The primary issue with Biophilia Live is that the intensity of the live experience just doesn’t come across. At all. The concert film, directed by Nick Fenton and Peter Strickland, is a pretty lifeless affair. If you weren’t there, literally none of the live Björk experience seems to translate to the screen. It’s almost like you’re watching a TV studio performance instead of a concert. It’s a feeling not helped by the perfunctory camera shots, most of which seem designed to keep the viewer at a distance from the stage action. There’s some attempts at injecting energy by overlaying stage visuals, which leads to some nice flourishes, but they’re not enough.
The audience are so quiet and respectful throughout the set that you think this must be taking place in a seated, almost orchestral venue, and that the show must have been staged as an operatic piece. When some shots of a virtually static, motionless standing crowd are finally shown towards the end, you wish they were seated. What’s worse, the audience don’t seem to have nearly as much interest in Biophilia’s more involved, ornate songs as they do in the likes of ‘Hidden Place’ (Vespertine) or ‘Possibly Maybe’ (Post). It’s a depressing feeling to watch a live show feeling like the audience isn’t quite along for the ride, so it’s baffling that attention would be drawn so much to this, with shots that make the audience look almost statuesque.

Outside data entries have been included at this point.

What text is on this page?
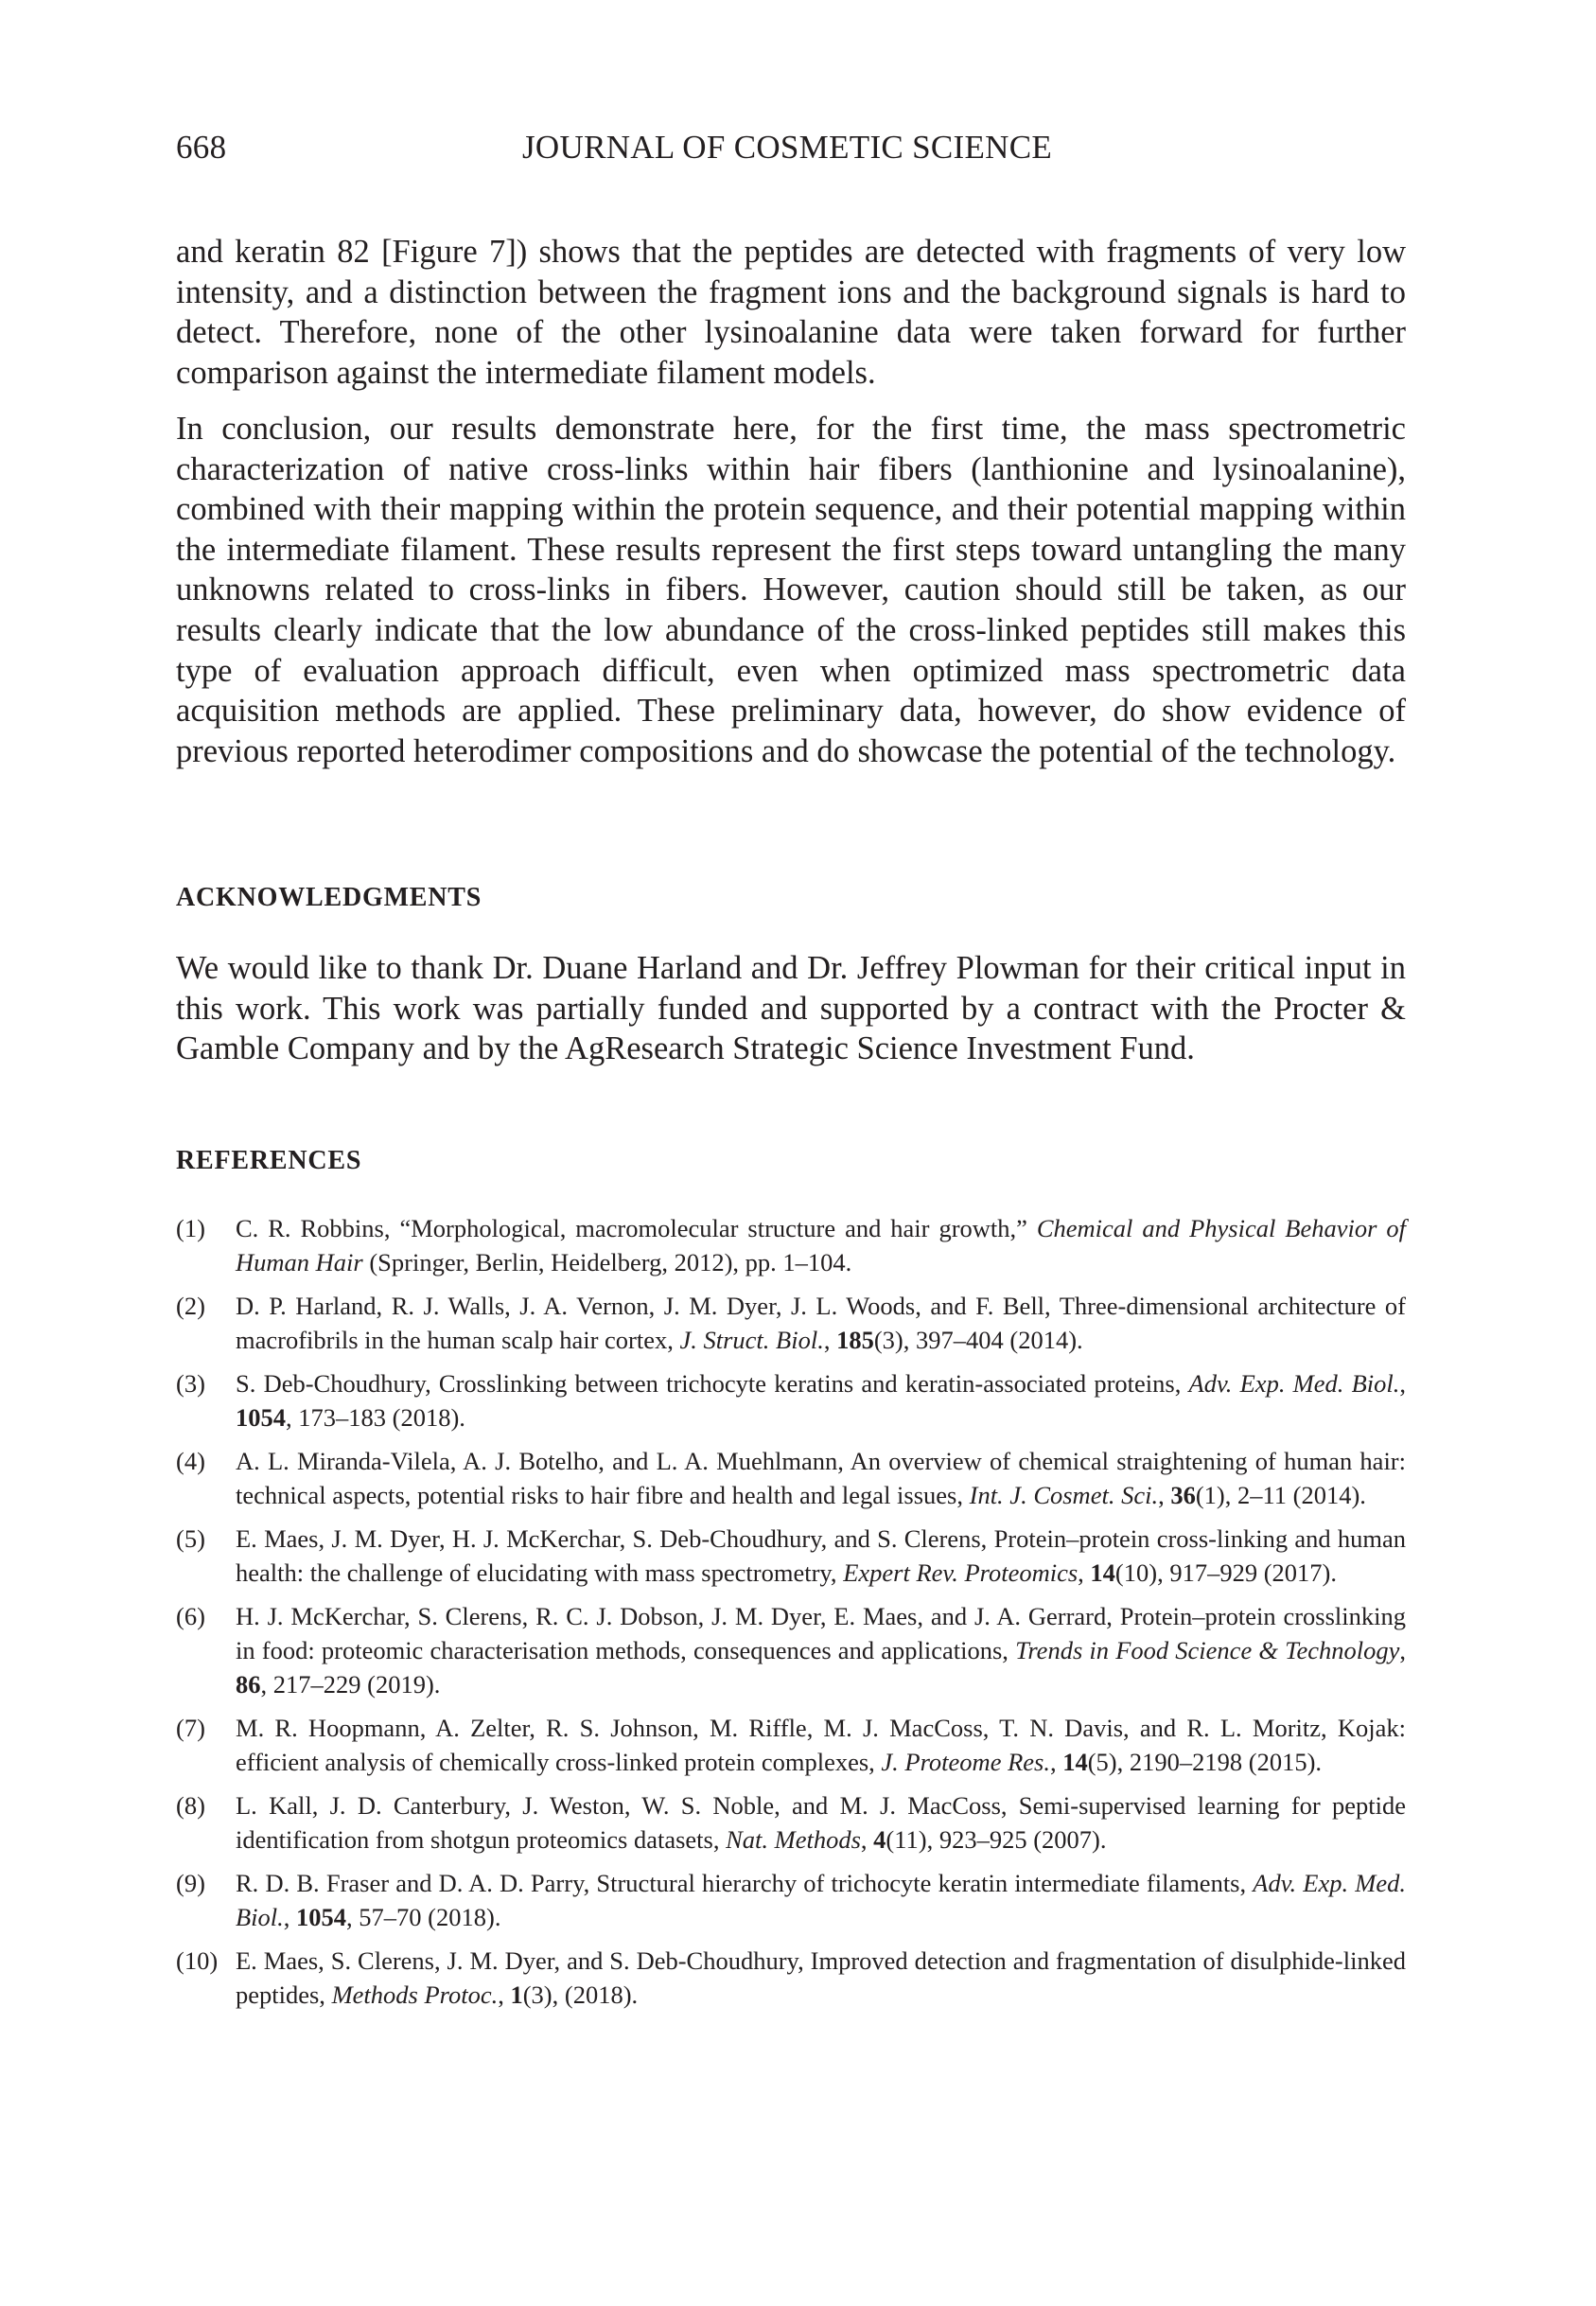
668	JOURNAL OF COSMETIC SCIENCE

and keratin 82 [Figure 7]) shows that the peptides are detected with fragments of very low intensity, and a distinction between the fragment ions and the background signals is hard to detect. Therefore, none of the other lysinoalanine data were taken forward for further comparison against the intermediate filament models.

In conclusion, our results demonstrate here, for the first time, the mass spectrometric characterization of native cross-links within hair fibers (lanthionine and lysinoalanine), combined with their mapping within the protein sequence, and their potential mapping within the intermediate filament. These results represent the first steps toward untangling the many unknowns related to cross-links in fibers. However, caution should still be taken, as our results clearly indicate that the low abundance of the cross-linked peptides still makes this type of evaluation approach difficult, even when optimized mass spectrometric data acquisition methods are applied. These preliminary data, however, do show evidence of previous reported heterodimer compositions and do showcase the potential of the technology.

ACKNOWLEDGMENTS

We would like to thank Dr. Duane Harland and Dr. Jeffrey Plowman for their critical input in this work. This work was partially funded and supported by a contract with the Procter & Gamble Company and by the AgResearch Strategic Science Investment Fund.

REFERENCES
(1)	C. R. Robbins, “Morphological, macromolecular structure and hair growth,” Chemical and Physical Behavior of Human Hair (Springer, Berlin, Heidelberg, 2012), pp. 1–104.
(2)	D. P. Harland, R. J. Walls, J. A. Vernon, J. M. Dyer, J. L. Woods, and F. Bell, Three-dimensional architecture of macrofibrils in the human scalp hair cortex, J. Struct. Biol., 185(3), 397–404 (2014).
(3)	S. Deb-Choudhury, Crosslinking between trichocyte keratins and keratin-associated proteins, Adv. Exp. Med. Biol., 1054, 173–183 (2018).
(4)	A. L. Miranda-Vilela, A. J. Botelho, and L. A. Muehlmann, An overview of chemical straightening of human hair: technical aspects, potential risks to hair fibre and health and legal issues, Int. J. Cosmet. Sci., 36(1), 2–11 (2014).
(5)	E. Maes, J. M. Dyer, H. J. McKerchar, S. Deb-Choudhury, and S. Clerens, Protein–protein cross-linking and human health: the challenge of elucidating with mass spectrometry, Expert Rev. Proteomics, 14(10), 917–929 (2017).
(6)	H. J. McKerchar, S. Clerens, R. C. J. Dobson, J. M. Dyer, E. Maes, and J. A. Gerrard, Protein–protein crosslinking in food: proteomic characterisation methods, consequences and applications, Trends in Food Science & Technology, 86, 217–229 (2019).
(7)	M. R. Hoopmann, A. Zelter, R. S. Johnson, M. Riffle, M. J. MacCoss, T. N. Davis, and R. L. Moritz, Kojak: efficient analysis of chemically cross-linked protein complexes, J. Proteome Res., 14(5), 2190–2198 (2015).
(8)	L. Kall, J. D. Canterbury, J. Weston, W. S. Noble, and M. J. MacCoss, Semi-supervised learning for peptide identification from shotgun proteomics datasets, Nat. Methods, 4(11), 923–925 (2007).
(9)	R. D. B. Fraser and D. A. D. Parry, Structural hierarchy of trichocyte keratin intermediate filaments, Adv. Exp. Med. Biol., 1054, 57–70 (2018).
(10) E. Maes, S. Clerens, J. M. Dyer, and S. Deb-Choudhury, Improved detection and fragmentation of disulphide-linked peptides, Methods Protoc., 1(3), (2018).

The sound, meanwhile, is so overly polished that it sounds more like a studio recording than a live concert. It’s quite the achievement to make Björk, goddess of the unusual and embracer of human murk, sound as clean and shiny as your average auto-tuned pop star. Yet that’s exactly what the sound mix on this film achieves; it’s so sanitised that it’s a wonder there’s not someone on-stage in a HAZMAT suit spraying anti-bacterial spray directly down Björk’s throat.
To be clear, these are all film production issues. It’s evident that the concert itself has included as much thought and attention as Björk puts into all her projects, from the giant swinging pendulum to the variety of nature-based visuals, plus an all-female choir and all manner of fantastical invented instruments. And Björk’s performance, along with that of her collaborators, is as intense and moving as you would expect from a Björk live performance. The frustration is that none of this comes across in the finished film. Watching it, you wonder where on earth that intricate passion and attention to detail went.

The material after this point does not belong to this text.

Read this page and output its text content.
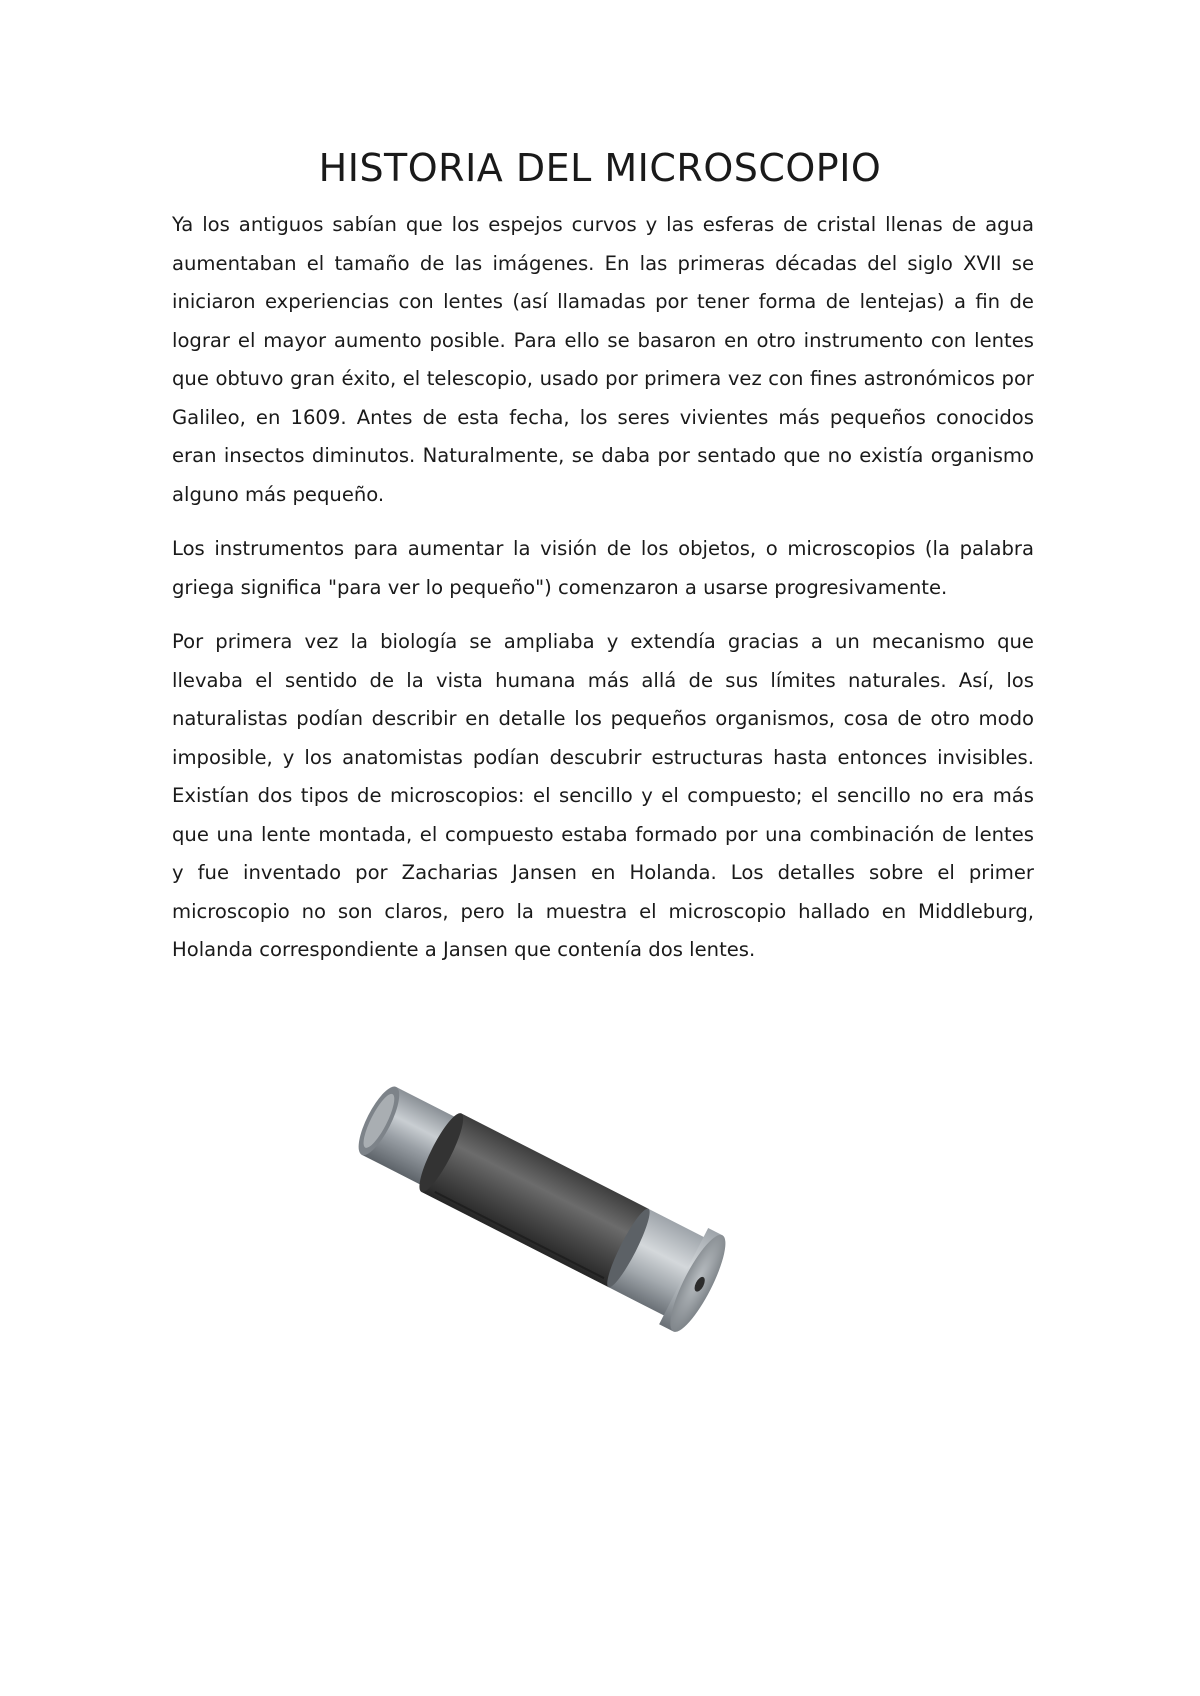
HISTORIA DEL MICROSCOPIO

Ya los antiguos sabían que los espejos curvos y las esferas de cristal llenas de agua aumentaban el tamaño de las imágenes. En las primeras décadas del siglo XVII se iniciaron experiencias con lentes (así llamadas por tener forma de lentejas) a fin de lograr el mayor aumento posible. Para ello se basaron en otro instrumento con lentes que obtuvo gran éxito, el telescopio, usado por primera vez con fines astronómicos por Galileo, en 1609. Antes de esta fecha, los seres vivientes más pequeños conocidos eran insectos diminutos. Naturalmente, se daba por sentado que no existía organismo alguno más pequeño.

Los instrumentos para aumentar la visión de los objetos, o microscopios (la palabra griega significa "para ver lo pequeño") comenzaron a usarse progresivamente.

Por primera vez la biología se ampliaba y extendía gracias a un mecanismo que llevaba el sentido de la vista humana más allá de sus límites naturales. Así, los naturalistas podían describir en detalle los pequeños organismos, cosa de otro modo imposible, y los anatomistas podían descubrir estructuras hasta entonces invisibles. Existían dos tipos de microscopios: el sencillo y el compuesto; el sencillo no era más que una lente montada, el compuesto estaba formado por una combinación de lentes y fue inventado por Zacharias Jansen en Holanda. Los detalles sobre el primer microscopio no son claros, pero la muestra el microscopio hallado en Middleburg, Holanda correspondiente a Jansen que contenía dos lentes.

The honest truth is, you’re not buying a concert ticket here. Some concert films can be absolutely great, and really make you feel like you were there. Watching Biophilia Live just feels like looking at a disappointingly poor photocopy of Van Gogh’s 'Starry Night'.
At one point towards the show’s end, Björk remarks that ‘it’s our last show, so we’re all pretty emotional’. It’s just a shame that none of that emotion is felt in this by-the-numbers representation… and the fact that anything Björk has produced can even be referred to as ‘by-the-numbers’. As a document of an event Biophilia Live is okay, but for an artist like Björk, okay simply isn't good enough. One for the true completists only.